Abstract

The American Medical Research Expedition to Mt. Everest provided a unique opportunity to record 12-lead resting ECGs in one of the largest groups studied to date at extreme altitude (19 men, aged 25 to 52 years). Twelve of the 19 subjects had four recordings breathing ambient air: May 1981, at sea level; September at base camp (5400 meters); October at camp 2 (6300 meters); and January through May 1982, after descent. Five subjects had no recording at camp 2 and two of them had no postdescent record. In the 12 subjects in whom all four recordings were obtained, data were analyzed by means of a two-way analysis of variance. Resting heart rate increased from 57 ± 11 (SD) to 70 ± 12 bpm at base camp and to 80 ± 11 bpm at camp 2 ( p < 0.001). P wave amplitude in standard lead II increased from 0.09 ± 0.06 to 0.13 ± 0.045 mv at camp 2 ( p < 0.05); QT c decreased from 424 ± 72 to 318 ± 48 msec ( p < 0.001). Mean frontal plane QRS axis increased from +64 ± 18 degrees to +78 ± 20 degrees at base camp ( p < 0.001) and to +85 ± 28 degrees at camp 2 ( p < 0.001). At extreme altitude, three subjects exhibited right bundle branch conduction disturbances and three others showed changes consistent with right ventricular hypertrophy.

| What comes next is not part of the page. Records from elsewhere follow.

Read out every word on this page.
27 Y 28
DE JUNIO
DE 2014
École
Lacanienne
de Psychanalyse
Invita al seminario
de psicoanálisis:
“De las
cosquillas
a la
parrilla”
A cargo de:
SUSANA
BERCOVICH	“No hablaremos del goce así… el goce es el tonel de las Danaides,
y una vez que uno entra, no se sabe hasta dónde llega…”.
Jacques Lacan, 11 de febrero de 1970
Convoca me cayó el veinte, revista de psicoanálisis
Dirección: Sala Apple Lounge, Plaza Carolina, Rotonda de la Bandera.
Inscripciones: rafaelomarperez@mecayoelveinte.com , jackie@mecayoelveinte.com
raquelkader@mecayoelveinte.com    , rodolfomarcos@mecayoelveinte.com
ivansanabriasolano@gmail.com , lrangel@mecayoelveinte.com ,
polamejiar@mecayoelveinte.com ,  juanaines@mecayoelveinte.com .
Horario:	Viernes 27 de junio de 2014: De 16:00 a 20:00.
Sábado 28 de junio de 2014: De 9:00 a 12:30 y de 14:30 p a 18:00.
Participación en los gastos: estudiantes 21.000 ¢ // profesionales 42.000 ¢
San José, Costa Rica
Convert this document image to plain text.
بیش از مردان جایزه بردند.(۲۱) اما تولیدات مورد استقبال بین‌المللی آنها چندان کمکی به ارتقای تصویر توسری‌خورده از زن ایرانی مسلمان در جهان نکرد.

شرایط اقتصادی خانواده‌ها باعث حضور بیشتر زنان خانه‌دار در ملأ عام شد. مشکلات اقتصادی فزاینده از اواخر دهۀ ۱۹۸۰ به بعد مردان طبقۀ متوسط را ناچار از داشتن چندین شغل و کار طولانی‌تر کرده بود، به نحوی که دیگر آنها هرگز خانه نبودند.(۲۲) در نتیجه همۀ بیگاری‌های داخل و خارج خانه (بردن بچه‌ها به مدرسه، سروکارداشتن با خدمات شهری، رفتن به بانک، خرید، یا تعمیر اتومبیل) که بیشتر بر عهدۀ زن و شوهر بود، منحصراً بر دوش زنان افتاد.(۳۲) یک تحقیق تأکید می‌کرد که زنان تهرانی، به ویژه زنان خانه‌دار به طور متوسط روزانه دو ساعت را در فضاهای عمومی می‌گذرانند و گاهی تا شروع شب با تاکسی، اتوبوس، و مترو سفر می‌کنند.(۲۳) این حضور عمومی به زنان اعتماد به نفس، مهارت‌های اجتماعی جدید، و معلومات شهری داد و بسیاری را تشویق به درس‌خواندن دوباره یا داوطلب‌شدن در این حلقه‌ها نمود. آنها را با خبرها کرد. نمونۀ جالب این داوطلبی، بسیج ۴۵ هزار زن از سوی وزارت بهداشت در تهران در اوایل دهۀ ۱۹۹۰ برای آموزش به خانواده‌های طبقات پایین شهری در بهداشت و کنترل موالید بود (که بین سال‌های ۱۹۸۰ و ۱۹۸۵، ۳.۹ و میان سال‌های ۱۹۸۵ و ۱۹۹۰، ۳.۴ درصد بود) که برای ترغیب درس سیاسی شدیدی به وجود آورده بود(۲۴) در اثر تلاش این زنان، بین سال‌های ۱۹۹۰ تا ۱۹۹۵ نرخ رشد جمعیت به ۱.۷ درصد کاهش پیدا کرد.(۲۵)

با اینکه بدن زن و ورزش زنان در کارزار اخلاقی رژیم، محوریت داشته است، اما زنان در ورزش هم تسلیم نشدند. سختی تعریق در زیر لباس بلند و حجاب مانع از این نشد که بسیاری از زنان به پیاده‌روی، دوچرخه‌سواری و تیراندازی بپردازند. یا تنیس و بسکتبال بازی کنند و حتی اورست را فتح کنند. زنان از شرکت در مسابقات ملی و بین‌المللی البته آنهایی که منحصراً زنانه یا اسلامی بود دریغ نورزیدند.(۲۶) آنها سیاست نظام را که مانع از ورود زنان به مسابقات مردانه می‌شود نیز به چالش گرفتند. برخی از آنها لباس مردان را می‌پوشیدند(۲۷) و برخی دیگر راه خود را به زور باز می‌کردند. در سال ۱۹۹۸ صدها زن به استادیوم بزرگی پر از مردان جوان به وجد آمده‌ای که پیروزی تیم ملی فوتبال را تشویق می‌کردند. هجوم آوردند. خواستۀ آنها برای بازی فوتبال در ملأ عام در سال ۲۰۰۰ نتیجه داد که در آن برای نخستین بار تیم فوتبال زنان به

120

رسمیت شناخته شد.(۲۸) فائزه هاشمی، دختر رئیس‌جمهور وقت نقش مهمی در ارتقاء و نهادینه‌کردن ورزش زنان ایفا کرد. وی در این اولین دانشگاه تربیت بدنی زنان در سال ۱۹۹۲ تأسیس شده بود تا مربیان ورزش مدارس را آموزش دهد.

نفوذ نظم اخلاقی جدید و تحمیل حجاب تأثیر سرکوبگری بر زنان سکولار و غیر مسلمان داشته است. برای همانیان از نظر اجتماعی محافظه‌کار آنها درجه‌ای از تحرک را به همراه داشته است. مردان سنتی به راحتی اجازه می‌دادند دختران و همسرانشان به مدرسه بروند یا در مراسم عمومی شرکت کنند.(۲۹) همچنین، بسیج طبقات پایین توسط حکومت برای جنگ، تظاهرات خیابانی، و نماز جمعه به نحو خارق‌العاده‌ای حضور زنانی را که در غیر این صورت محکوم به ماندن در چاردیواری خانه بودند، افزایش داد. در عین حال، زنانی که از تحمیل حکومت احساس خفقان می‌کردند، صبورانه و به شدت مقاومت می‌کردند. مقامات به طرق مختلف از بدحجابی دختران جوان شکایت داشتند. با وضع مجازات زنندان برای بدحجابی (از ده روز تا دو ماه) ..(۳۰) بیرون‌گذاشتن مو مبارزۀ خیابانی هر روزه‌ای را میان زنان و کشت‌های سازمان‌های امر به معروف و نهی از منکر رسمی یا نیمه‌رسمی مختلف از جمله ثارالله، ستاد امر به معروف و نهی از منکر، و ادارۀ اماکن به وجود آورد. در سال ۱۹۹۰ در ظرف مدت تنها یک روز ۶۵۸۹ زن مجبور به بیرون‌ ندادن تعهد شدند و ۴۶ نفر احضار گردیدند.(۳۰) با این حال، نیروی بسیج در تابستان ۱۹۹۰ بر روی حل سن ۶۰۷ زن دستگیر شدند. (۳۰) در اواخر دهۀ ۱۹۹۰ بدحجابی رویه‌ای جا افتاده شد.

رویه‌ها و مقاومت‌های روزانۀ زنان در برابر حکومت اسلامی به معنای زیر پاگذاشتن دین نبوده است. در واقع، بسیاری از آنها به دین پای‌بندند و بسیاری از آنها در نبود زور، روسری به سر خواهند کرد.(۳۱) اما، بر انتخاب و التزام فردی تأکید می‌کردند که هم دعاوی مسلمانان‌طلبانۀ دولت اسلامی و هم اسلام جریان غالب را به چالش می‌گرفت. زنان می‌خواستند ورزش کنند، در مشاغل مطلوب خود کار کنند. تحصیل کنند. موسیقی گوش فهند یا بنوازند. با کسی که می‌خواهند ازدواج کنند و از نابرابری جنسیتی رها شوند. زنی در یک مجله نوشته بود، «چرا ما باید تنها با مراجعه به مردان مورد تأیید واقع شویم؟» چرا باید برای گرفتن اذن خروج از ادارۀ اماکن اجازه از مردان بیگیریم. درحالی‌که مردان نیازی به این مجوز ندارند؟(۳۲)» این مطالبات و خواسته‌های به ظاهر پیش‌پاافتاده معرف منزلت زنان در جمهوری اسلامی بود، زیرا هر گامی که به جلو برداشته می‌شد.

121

Seven developed flattened T waves and four developed T wave inversions. One developed premature ventricular beats and one developed premature atrial beats. All of these changes returned to control levels on the postdescent tracings. Eight sleep recordings were obtained at 6300 meters and four were obtained at 8050 meters. The data were obtained during periodic breathing and revealed only sinus arrhythmia with occasional premature atrial and premature ventricular beats in some individuals. Heart rate recordings at the summit (8848 meters) at a barometric pressure of 253 Torr revealed only sinus tachycardia. We conclude that ECG alterations in healthy subjects at extreme altitudes are consistent with raised pulmonary artery pressure, but there seem to be no residual adverse effects.